June 20, 2007

QUALITY OF LIFE AND THE RIGHT TO DIE

When I was much younger, a vibrant animated woman, I took care of my very ill husband, a commitment that I made to myself and to God. I could not walk away from that. I could not leave a very ill man alone or worse, put him in a nursing facility at the age of 50. How unkind, heartless. I took care of him without the assistance of any one else, no one, no visiting nurse, no health care assistant.


At times he would deliberately cause bitter and hateful arguments to provoke violence because he wanted me to just go away. His pride and manhood were injured very badly. After all, he was a very robust and vigorous man who was used to being independent, and physically active. His disease took him down with no mercy. It stripped him of all his dignity and denied him of his masculinity, his sexuality.


To make matters so much worse, he was a generation older than I, and he imagined all kinds of things once I stepped out of the door. He could not help his fantasies. It was beyond his control. I was once a beautiful woman who was genuinely innocent about what lurks inside a man's heart. The most seemingly benign gestures were meant to seduce me away from him, but thankfully I never spent even more than a smile on another man.


He knew the world in a way that I didn't. He was an ex-felon who did his hard time at Levenworth for bank robbery back in the 40s. Horrific thoughts of what evil men could do to me plagued his mind to the extent of paranoia.


Many times I was followed by a black town car, moving slowly behind me as I walked. I didn't know if men would jump out to kidnap me, or if they were from the FBI protecting me.
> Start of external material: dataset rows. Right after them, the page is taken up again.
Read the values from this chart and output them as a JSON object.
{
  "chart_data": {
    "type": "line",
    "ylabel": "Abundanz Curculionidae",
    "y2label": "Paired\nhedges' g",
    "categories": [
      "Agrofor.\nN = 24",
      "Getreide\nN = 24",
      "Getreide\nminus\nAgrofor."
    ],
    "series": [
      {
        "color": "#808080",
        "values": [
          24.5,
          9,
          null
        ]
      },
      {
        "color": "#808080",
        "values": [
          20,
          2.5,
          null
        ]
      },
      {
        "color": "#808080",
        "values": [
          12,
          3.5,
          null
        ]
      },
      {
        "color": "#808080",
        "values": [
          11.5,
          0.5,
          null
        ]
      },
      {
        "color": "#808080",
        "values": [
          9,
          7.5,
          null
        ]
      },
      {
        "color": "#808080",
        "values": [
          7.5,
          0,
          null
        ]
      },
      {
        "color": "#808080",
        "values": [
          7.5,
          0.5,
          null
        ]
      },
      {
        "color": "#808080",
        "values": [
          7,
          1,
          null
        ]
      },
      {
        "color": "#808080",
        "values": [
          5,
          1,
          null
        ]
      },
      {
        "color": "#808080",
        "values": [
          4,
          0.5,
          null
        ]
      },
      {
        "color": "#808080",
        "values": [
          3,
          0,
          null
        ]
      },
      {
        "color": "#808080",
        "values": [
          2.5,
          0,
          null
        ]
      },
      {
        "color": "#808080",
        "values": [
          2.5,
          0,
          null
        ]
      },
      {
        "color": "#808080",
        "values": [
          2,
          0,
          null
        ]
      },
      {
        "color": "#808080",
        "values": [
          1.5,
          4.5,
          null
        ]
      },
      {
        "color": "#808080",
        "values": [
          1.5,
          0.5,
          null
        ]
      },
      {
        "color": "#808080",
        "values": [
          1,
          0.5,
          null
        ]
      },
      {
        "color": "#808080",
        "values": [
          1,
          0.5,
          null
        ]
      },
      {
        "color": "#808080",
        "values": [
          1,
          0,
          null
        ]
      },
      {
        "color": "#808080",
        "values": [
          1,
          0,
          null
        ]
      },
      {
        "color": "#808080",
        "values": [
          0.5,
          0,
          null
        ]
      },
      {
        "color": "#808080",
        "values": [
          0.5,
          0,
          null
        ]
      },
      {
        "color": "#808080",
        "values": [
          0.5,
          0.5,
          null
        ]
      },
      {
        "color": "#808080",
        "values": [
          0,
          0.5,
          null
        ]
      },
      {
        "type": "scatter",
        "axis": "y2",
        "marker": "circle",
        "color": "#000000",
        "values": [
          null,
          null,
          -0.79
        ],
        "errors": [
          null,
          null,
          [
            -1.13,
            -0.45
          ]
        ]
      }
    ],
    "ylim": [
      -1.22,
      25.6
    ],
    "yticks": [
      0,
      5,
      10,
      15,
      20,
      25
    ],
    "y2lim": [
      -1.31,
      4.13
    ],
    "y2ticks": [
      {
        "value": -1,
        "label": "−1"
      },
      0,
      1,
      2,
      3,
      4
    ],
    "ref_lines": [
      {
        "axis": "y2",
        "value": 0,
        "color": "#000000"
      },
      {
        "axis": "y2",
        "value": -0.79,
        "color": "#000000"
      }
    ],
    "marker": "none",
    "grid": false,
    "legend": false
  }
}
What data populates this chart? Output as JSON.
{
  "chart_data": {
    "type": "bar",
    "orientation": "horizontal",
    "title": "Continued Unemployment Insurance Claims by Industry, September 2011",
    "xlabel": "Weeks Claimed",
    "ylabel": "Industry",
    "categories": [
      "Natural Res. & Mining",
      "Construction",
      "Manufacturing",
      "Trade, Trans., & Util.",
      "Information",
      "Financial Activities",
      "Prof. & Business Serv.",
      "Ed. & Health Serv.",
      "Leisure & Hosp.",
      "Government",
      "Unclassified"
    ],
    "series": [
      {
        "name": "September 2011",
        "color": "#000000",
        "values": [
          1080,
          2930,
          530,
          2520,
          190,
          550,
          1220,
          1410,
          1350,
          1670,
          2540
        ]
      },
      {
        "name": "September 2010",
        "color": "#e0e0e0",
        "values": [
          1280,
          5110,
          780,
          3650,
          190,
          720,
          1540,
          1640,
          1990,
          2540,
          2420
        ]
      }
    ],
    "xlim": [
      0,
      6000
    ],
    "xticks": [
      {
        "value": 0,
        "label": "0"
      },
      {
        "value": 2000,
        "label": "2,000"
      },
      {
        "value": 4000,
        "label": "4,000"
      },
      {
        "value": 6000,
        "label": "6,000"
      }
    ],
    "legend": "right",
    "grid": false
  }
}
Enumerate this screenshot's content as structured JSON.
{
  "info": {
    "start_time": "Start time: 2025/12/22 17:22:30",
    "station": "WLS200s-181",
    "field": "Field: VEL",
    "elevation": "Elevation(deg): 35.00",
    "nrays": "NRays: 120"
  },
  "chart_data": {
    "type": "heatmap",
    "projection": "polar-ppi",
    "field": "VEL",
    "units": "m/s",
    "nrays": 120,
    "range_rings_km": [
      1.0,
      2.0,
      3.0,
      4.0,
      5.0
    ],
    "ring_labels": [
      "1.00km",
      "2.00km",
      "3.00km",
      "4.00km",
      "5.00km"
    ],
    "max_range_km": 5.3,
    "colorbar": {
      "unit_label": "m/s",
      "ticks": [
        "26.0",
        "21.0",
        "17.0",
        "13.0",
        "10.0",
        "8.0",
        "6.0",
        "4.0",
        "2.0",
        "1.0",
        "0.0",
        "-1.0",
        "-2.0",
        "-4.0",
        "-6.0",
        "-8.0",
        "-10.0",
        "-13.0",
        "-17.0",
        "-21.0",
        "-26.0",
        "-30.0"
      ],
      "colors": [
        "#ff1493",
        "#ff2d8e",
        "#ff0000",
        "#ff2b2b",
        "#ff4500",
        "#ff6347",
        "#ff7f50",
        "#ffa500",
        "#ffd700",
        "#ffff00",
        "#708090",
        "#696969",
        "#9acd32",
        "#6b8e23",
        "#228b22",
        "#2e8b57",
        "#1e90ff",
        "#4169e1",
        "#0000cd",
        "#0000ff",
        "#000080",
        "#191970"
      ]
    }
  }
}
His illness became worse with each month, despite the excellent care he received from the best doctors and hospitals. I became bitter inside, very depressed, always on edge, but always faithful, and loving, yet fearful and vigilant.


No one is able to predict what their temperament will be like when they reach their threshold of pain, their fear of dying, their agony. Guilt and suffering. Night terrors and restlessness. Beyond the ability of reason. They beg to die. They beg for you to help them die.


"Here's the gun, wear these gloves, and then throw it over the bridge into the river…."


"This is a cocaine dealer. Here's $200. Meet him at Park Street. I'll go out in peace, just clean up before you dial 911. Tonight. Do it!"


"Call Roger, tell him to get me some Valium, 100 of the 5's. Tonight. Here's $500. He knows where. Just wait for his call and meet him later."


Day after day, demanding I go along with these schemes to assist in his death. He was in so much pain. He just wanted to die.


It was a Sunday in May, Mother's Day, the sky was parakeet blue. He sent the boys out for the morning. It was just as though he was the Jim Lenahan in the days of laughing and storytelling, and that sparkle was in his Irish eyes….it all came back to him, to us. He took me in his arms, unsteadily at first, and then whirled me around a few times, laughing and dancing, until we fell on the bed. When I looked up at him, his eyes were open, and he was smiling.


I knew he was gone.

I did not authorize an autopsy. They assumed he died from complications of his recent heart surgery.


I was most thankful that he no longer had to suffer the anguish, and that the last few moments of his life were happy.